É difícil argumentar nessa questão porque nem todos têm o que eu chamo de "discernimento fino". Entender que ser contra a execução desse rapaz não significa defender o tráfico ou a impunidade. Só sei que me sinto muito mal em saber que um brasileiro vai morrer nas mãos da justiça da Indonésia. E me sinto ainda pior de constatar que há conterrâneos regozijando por isso.

Como dizia Roberto Carlos em 1971: "Meu amigo, volte logo / venha ensinar meu povo / que o amor é importante / vem dizer tudo de novo..."
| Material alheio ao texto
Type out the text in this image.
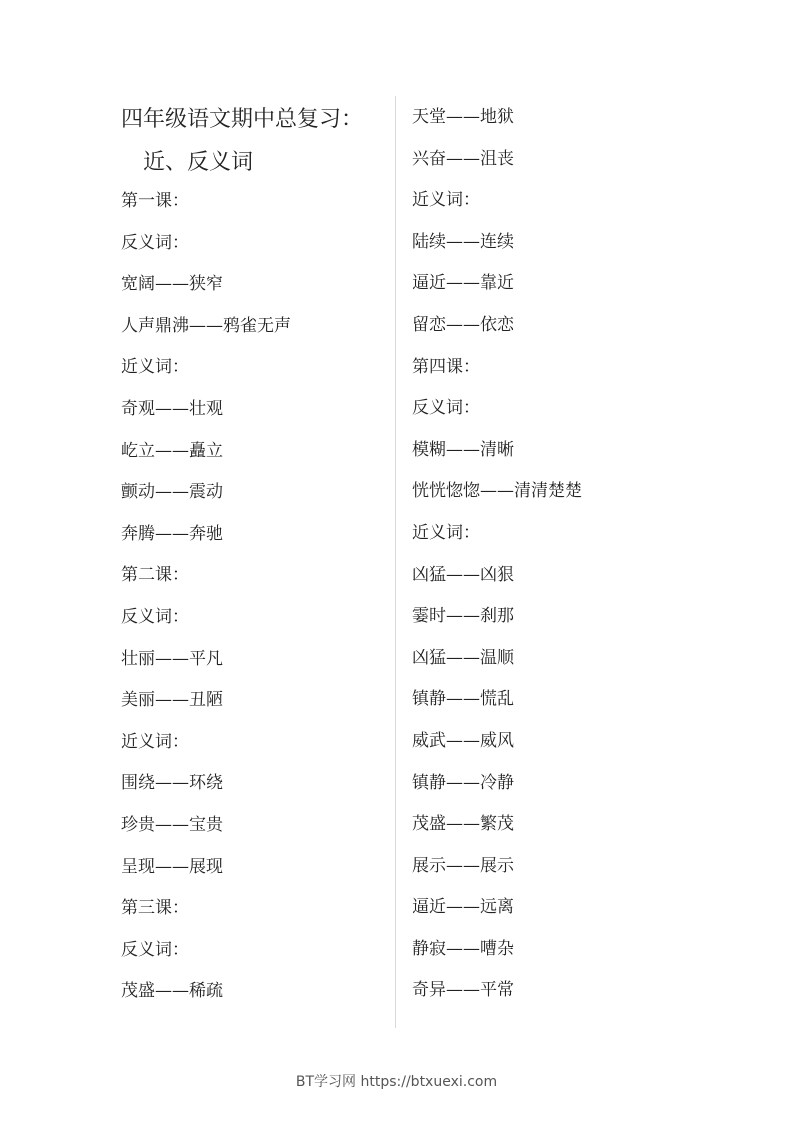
四年级语文期中总复习：
近、反义词
第一课：
反义词：
宽阔——狭窄
人声鼎沸——鸦雀无声
近义词：
奇观——壮观
屹立——矗立
颤动——震动
奔腾——奔驰
第二课：
反义词：
壮丽——平凡
美丽——丑陋
近义词：
围绕——环绕
珍贵——宝贵
呈现——展现
第三课：
反义词：
茂盛——稀疏
天堂——地狱
兴奋——沮丧
近义词：
陆续——连续
逼近——靠近
留恋——依恋
第四课：
反义词：
模糊——清晰
恍恍惚惚——清清楚楚
近义词：
凶猛——凶狠
霎时——刹那
凶猛——温顺
镇静——慌乱
威武——威风
镇静——冷静
茂盛——繁茂
展示——展示
逼近——远离
静寂——嘈杂
奇异——平常
BT学习网 https://btxuexi.com
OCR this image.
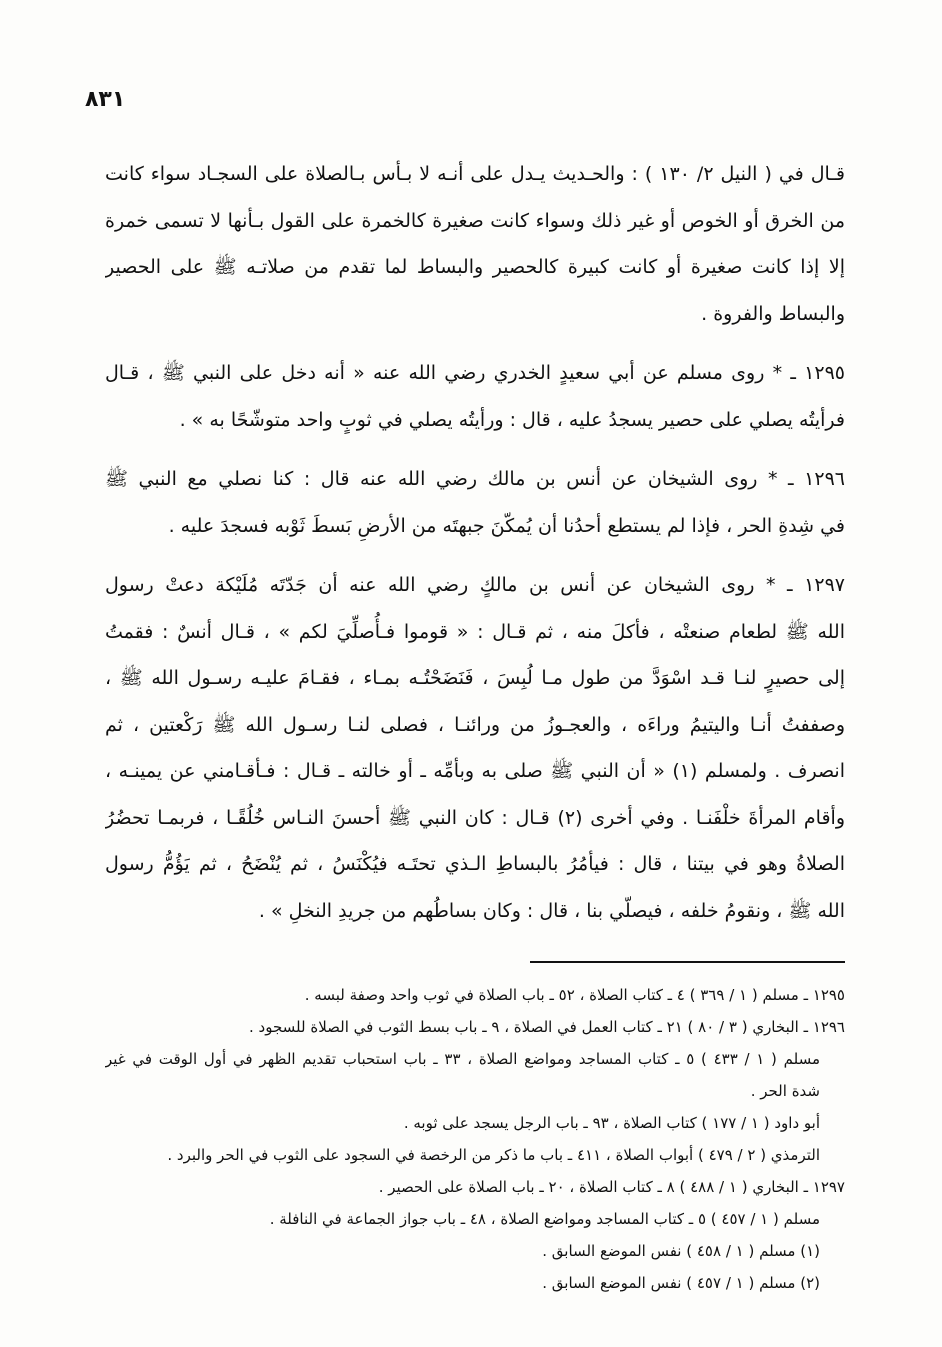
٨٣١
قـال في ( النيل ٢/ ١٣٠ ) : والحـديث يـدل على أنـه لا بـأس بـالصلاة على السجـاد سواء كانت
من الخرق أو الخوص أو غير ذلك وسواء كانت صغيرة كالخمرة على القول بـأنها لا تسمى خمرة
إلا إذا كانت صغيرة أو كانت كبيرة كالحصير والبساط لما تقدم من صلاتـه ﷺ على الحصير
والبساط والفروة .
١٢٩٥ ـ * روى مسلم عن أبي سعيدٍ الخدري رضي الله عنه « أنه دخل على النبي ﷺ ، قـال
فرأيتُه يصلي على حصير يسجدُ عليه ، قال : ورأيتُه يصلي في ثوبٍ واحد متوشّحًا به » .
١٢٩٦ ـ * روى الشيخان عن أنس بن مالك رضي الله عنه قال : كنا نصلي مع النبي ﷺ
في شِدةِ الحر ، فإذا لم يستطع أحدُنا أن يُمكّنَ جبهتَه من الأرضِ بَسطَ ثَوْبه فسجدَ عليه .
١٢٩٧ ـ * روى الشيخان عن أنس بن مالكٍ رضي الله عنه أن جَدّتَه مُلَيْكة دعتْ رسول
الله ﷺ لطعام صنعتْه ، فأكلَ منه ، ثم قـال : « قوموا فـأُصلِّيَ لكم » ، قـال أنسٌ : فقمتُ
إلى حصيرٍ لنـا قـد اسْوَدَّ من طول مـا لُبِسَ ، فَنَضَحْتُـه بمـاء ، فقـامَ عليـه رسـول الله ﷺ ،
وصففتُ أنـا واليتيمُ وراءَه ، والعجـوزُ من ورائنـا ، فصلى لنـا رسـول الله ﷺ رَكْعتين ، ثم
انصرف . ولمسلم (١) « أن النبي ﷺ صلى به وبأمِّه ـ أو خالته ـ قـال : فـأقـامني عن يمينـه ،
وأقام المرأةَ خلْفَنـا . وفي أخرى (٢) قـال : كان النبي ﷺ أحسنَ النـاس خُلُقًـا ، فربمـا تحضُرُ
الصلاةُ وهو في بيتنا ، قال : فيأمُرُ بالبساطِ الـذي تحتَـه فيُكْنَسُ ، ثم يُنْضَحُ ، ثم يَؤُمُّ رسول
الله ﷺ ، ونقومُ خلفه ، فيصلّي بنا ، قال : وكان بساطُهم من جريدِ النخلِ » .
١٢٩٥ ـ مسلم ( ١ / ٣٦٩ ) ٤ ـ كتاب الصلاة ، ٥٢ ـ باب الصلاة في ثوب واحد وصفة لبسه .
١٢٩٦ ـ البخاري ( ٣ / ٨٠ ) ٢١ ـ كتاب العمل في الصلاة ، ٩ ـ باب بسط الثوب في الصلاة للسجود .
مسلم ( ١ / ٤٣٣ ) ٥ ـ كتاب المساجد ومواضع الصلاة ، ٣٣ ـ باب استحباب تقديم الظهر في أول الوقت في غير
شدة الحر .
أبو داود ( ١ / ١٧٧ ) كتاب الصلاة ، ٩٣ ـ باب الرجل يسجد على ثوبه .
الترمذي ( ٢ / ٤٧٩ ) أبواب الصلاة ، ٤١١ ـ باب ما ذكر من الرخصة في السجود على الثوب في الحر والبرد .
١٢٩٧ ـ البخاري ( ١ / ٤٨٨ ) ٨ ـ كتاب الصلاة ، ٢٠ ـ باب الصلاة على الحصير .
مسلم ( ١ / ٤٥٧ ) ٥ ـ كتاب المساجد ومواضع الصلاة ، ٤٨ ـ باب جواز الجماعة في النافلة .
(١) مسلم ( ١ / ٤٥٨ ) نفس الموضع السابق .
(٢) مسلم ( ١ / ٤٥٧ ) نفس الموضع السابق .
quarta-feira, janeiro 14, 2015

Carlinhos vive

Segundo informou um fã no Facebook, Carlinhos Blue Caps está vivo. Tony, ex-baterista de Renato e Seus Blue Caps, falou com ele por telefone ontem. O boato surgiu por consequência de uma internação por crise renal.

sábado, janeiro 10, 2015

Tributo a Nico Nicolaiéwsky

O show "Nico Tributo" a que assisti ontem à noite (e se repetirá hoje e amanhã) no Theatro São Pedro é perfeito para quem, como eu, é fã do "outro Nico", que não o de Tangos e Tragédias. O repertório é praticamente todo da carreira solo e do Saracura. E assim, ouvem-se canções como "Só Cai Quem Voa", "Poeta Analfabeto", "Cabeça Quebra Cabeça", "Feito Um Picolé no Sol", "Marcou Bobeira" e "Flor", esta última em participação especial do ex-Saracura Sílvio Marques.
A banda básica é formada por Arthur de Faria (acordeom, piano e voz), Fernando Pezão (piano, bateria e voz), Hique Gomez (violino, bandolim, piano e voz), Cláudio Levitan (banjo, bandolim e voz) e Marco Lopes (tuba). Pezão tocou com Nico no Saracura e em shows solo. Hique é a outra metade da dupla de Tangos e Tragédias. Cláudio Levitan é autor de diversas músicas do espetáculo Tangos e Tragédias e também do Saracura (entre elas a já citada "Marcou Bobeira").
Além da mencionada participação de Sílvio Marques, também marcaram presença Nina Nicolaiéswky, filha de Nico, e Fernanda Takai, da banda mineira Pato Fu. Para que não faltasse pelo menos uma recordação de "Tangos e Tragédias", no bis, o grupo interpreta "A Verdadeira Maionese", paródia que combina a melodia de um jingle da Varig com a assinatura da Maionese Hellmann's.
Ao final, todos saem para a rua e dão uma rápida canja em frente ao teatro. Uma bela homenagem ao grande músico que faleceu em fevereiro do ano passado.